Les Modules Etranges ont achevé leur mue. C'est donc sans étonnement qu'on découvre ces nouveaux titres, dont la teneur bigarrée tient en haleine pendant presque une heure (version CD ou digitale). C'en est fini des atours les plus cold-gothiques-rock (on les retrouve teintés d'indus dans le remix "KHΛOSBLΛCK", mis en œuvre par K H Λ O M Λ И).
Une fois passée l'intro nommée « Chaos black » (la plupart des pistes tirent leurs titres de couleurs), "Bubonic Brown" convoque les esprits chamaniques des sectes folles des années 1970. Guitare dark folk, bourdon, instruments joués de façon païenne et chants envoûtants se superposant, une certaine magie noire prend instantanément. C'est un cérémoniel parfaitement enregistré, dont les sons ont chacun l'ampleur et la place méritées (la version démonisée et plus primitive du remix est simplement terrifiante !).
"Graveyard Earth" se conjugue dans la sensation et l'atmosphère, agressif et déjà non-humain, avec un chant en bande inversée, tandis que les flutiaux et sons champêtres du trop court "Scorpion Green" atteignent cette dimension pastorale et élégiaque qu'on guettait autrefois dans This Mortal Coil. "Cerulelean" impressionne avec son super sample de film (remake du Village des Damnés par Carpenter) dans lequel un enfant explique à un adulte les rudiments d'un nouveau monde où la survie passe par le rejet et le combat pour la vie.
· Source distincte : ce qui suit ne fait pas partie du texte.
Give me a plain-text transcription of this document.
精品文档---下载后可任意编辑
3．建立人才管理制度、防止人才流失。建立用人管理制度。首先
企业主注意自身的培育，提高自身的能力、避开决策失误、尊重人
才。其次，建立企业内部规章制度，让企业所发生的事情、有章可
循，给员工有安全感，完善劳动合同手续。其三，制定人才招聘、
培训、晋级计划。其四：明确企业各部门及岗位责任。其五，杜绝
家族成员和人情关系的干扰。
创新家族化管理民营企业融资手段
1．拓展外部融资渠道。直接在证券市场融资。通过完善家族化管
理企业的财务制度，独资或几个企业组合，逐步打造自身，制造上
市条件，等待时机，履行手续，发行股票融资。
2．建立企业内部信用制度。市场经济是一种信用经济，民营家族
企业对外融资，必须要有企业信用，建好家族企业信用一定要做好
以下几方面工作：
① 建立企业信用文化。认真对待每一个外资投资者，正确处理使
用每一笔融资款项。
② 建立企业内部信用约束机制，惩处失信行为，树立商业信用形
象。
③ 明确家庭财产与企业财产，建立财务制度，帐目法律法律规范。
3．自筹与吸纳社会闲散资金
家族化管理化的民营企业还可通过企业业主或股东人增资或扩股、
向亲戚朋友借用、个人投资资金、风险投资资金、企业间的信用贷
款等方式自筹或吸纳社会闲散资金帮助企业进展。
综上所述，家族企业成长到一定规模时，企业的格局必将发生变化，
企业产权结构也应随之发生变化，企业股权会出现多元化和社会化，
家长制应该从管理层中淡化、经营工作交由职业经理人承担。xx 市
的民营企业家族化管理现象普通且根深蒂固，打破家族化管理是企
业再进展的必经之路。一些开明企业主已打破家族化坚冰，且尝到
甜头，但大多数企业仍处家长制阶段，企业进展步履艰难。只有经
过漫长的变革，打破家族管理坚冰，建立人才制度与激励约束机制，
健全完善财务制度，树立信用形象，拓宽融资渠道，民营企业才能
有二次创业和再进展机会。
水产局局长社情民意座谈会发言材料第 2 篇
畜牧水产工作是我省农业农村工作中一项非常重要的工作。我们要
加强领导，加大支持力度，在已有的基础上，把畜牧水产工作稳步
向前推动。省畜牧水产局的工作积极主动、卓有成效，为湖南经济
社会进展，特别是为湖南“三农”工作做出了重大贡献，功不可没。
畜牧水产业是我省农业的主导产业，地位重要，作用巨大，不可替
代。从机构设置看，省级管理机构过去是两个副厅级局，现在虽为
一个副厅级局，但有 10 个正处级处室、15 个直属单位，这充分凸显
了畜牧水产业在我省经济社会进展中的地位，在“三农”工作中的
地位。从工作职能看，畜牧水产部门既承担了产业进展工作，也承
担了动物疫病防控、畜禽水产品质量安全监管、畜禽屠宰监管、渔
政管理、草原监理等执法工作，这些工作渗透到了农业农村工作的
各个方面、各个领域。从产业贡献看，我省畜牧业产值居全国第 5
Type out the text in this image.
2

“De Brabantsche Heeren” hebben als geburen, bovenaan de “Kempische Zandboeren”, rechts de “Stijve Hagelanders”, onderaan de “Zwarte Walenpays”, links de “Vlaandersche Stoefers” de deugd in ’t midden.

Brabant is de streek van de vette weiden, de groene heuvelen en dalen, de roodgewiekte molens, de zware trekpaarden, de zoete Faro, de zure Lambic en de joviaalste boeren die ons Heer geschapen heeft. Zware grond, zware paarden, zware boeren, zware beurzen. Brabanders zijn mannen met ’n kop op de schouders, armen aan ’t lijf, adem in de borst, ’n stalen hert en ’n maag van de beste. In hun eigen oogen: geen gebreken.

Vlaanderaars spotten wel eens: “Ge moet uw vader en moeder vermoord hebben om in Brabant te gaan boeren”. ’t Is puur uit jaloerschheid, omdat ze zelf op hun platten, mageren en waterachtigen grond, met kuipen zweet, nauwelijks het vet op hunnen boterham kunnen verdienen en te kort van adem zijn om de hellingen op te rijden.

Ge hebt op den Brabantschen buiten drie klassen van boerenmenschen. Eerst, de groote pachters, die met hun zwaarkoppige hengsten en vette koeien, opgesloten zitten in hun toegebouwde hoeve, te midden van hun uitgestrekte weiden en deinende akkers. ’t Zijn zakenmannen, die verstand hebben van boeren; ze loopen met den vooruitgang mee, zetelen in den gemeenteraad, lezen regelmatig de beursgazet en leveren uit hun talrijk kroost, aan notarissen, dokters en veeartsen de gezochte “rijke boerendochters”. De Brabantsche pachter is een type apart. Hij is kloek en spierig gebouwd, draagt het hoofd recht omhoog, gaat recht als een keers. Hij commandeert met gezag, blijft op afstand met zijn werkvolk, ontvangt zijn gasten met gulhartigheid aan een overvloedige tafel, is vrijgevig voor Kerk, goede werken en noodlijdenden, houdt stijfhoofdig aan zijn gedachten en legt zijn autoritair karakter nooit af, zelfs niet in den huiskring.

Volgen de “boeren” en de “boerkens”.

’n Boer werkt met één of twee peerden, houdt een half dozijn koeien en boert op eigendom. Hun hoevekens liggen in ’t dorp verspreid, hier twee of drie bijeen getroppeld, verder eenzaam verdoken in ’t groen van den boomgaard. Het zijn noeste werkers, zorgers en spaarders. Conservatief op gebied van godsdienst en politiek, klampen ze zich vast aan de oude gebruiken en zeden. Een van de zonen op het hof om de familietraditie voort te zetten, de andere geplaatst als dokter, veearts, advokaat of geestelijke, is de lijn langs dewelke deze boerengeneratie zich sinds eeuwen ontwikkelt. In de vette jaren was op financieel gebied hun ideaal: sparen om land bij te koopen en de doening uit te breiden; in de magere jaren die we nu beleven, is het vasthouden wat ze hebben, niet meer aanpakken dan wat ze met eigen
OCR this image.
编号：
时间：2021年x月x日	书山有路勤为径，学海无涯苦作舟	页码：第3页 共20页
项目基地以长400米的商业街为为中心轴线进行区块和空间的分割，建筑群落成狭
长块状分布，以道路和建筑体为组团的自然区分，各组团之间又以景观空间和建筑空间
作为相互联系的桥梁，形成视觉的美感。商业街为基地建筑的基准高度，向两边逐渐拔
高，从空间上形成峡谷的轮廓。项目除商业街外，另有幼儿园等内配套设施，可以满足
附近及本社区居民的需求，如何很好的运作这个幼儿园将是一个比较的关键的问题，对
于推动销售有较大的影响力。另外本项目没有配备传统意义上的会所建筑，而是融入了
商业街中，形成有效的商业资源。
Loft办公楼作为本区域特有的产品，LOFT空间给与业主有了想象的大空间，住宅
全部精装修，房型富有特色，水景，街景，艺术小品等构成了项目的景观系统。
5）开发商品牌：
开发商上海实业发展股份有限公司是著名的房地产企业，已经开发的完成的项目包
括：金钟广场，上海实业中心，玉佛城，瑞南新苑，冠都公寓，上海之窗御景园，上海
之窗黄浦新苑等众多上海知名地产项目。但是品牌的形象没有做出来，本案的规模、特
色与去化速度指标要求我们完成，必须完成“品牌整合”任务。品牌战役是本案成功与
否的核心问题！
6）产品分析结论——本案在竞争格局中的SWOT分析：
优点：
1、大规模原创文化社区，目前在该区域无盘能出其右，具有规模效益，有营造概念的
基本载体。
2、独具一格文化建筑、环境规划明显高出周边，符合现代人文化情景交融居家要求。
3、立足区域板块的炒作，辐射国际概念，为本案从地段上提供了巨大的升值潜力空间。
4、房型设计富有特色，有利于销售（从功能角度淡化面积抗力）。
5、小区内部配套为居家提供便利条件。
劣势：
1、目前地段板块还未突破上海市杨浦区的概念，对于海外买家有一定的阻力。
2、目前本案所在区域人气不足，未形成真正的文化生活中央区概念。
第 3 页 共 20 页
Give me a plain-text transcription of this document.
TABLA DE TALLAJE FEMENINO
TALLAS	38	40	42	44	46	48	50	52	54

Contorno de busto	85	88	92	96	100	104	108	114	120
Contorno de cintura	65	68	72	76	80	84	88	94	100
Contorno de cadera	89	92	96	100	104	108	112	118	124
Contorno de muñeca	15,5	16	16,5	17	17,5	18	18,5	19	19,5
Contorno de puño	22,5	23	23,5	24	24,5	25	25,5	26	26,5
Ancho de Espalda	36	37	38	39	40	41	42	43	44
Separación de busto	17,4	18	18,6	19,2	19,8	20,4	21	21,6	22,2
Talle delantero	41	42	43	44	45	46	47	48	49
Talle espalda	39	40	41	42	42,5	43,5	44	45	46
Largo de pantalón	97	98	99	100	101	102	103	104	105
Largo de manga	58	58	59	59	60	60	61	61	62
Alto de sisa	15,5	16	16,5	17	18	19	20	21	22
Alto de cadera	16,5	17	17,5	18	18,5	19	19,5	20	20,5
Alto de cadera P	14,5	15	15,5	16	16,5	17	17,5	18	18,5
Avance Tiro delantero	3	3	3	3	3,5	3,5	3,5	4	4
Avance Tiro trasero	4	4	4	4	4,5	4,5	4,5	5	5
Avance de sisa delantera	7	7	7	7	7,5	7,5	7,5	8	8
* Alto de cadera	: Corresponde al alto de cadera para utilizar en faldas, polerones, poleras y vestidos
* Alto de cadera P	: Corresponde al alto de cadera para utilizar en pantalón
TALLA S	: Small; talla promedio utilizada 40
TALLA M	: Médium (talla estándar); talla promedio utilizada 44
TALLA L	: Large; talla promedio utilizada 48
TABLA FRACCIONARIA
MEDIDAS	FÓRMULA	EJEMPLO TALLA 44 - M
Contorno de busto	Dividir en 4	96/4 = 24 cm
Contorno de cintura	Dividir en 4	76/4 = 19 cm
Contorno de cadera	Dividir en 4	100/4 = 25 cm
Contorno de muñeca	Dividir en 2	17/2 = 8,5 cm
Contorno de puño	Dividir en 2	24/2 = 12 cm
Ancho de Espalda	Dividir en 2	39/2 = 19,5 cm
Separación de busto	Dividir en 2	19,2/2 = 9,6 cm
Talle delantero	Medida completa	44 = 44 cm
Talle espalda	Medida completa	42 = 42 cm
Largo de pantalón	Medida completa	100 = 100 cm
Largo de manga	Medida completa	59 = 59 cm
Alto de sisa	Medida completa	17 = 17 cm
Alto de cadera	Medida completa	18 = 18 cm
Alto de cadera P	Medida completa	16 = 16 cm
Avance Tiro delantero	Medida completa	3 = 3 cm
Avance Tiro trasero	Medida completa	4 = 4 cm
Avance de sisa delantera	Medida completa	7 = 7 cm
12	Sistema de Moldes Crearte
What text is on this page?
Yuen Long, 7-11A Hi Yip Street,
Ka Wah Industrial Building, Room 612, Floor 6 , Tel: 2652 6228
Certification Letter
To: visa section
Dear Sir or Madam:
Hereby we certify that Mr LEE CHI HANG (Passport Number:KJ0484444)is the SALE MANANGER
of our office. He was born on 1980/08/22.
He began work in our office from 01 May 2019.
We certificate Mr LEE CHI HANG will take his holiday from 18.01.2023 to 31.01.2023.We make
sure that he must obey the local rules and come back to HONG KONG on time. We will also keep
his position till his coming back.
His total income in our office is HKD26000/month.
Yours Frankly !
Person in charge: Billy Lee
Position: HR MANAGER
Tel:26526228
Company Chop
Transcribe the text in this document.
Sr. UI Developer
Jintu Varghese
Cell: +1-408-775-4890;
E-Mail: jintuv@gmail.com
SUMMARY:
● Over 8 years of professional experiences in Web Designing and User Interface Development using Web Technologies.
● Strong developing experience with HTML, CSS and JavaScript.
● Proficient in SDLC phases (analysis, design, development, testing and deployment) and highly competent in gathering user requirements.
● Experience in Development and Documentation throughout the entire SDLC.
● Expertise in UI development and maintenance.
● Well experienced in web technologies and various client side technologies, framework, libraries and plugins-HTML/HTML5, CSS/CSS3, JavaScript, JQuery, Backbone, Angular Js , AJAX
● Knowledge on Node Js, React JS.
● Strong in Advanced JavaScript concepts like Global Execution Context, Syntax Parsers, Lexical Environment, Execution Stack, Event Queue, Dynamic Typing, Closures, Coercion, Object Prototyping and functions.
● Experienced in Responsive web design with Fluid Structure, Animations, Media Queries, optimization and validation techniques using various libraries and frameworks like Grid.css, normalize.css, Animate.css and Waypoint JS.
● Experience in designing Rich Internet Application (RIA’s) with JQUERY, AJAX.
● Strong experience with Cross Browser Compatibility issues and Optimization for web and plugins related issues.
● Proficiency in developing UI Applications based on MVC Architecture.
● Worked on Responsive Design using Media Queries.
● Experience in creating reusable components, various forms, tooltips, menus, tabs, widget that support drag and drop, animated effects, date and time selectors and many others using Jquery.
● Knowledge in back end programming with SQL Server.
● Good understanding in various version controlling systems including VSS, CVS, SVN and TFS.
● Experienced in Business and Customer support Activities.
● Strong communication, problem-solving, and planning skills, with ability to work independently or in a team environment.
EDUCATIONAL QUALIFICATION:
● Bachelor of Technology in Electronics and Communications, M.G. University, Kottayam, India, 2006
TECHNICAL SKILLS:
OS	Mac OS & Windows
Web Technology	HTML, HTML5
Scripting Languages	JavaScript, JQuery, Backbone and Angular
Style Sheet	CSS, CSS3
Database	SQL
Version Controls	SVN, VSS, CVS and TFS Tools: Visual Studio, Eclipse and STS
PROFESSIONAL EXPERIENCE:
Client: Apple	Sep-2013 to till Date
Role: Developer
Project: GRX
Rapport de force, cruauté, exploitation des autres en lieu et place de l'adaptation ou des émotions, ce constat cruel est tempéré par le psychédélique interlude "Badmoon Yellow", tout pétri de réminiscences seventies (on y retrouve Maxime Gall à la guitare, comme pour "Bubonic Brown" et "Fortress Grey").
Un poil d'expérimentation proto no-wave hippie-dub avec "Snakebite Leather" et des cloches maléfiquement recouvertes sur "Fortress Grey", une basse funk à la Tuxedomoon sur "Cotton Candy" (chanté par Johnny Northridge), les volutes Cocteautwineuses de "Razzle Dazzle", les cordes en répétition de "Ballet Slipper" portées vers Throbbing Gristle ou Coil, un final indus-noise avec "ꟻORTRESS ӘREY"... Les comparses Baba Yaga et Osiris font leur marché au petit bonheur et sont aujourd'hui des touche-à-tout plus que pertinents.
Il est rare qu'on puisse conseiller une version digitale plutôt que son pendant physique, mais Synaesthesis est un disque qui se prête très volontiers au mode lecture aléatoire tant sa succession d'ambiances figure un film. Avec ce procédé, que ne permet pas le vinyle, le scénario se démultiplie et permet des découvertes renouvelées.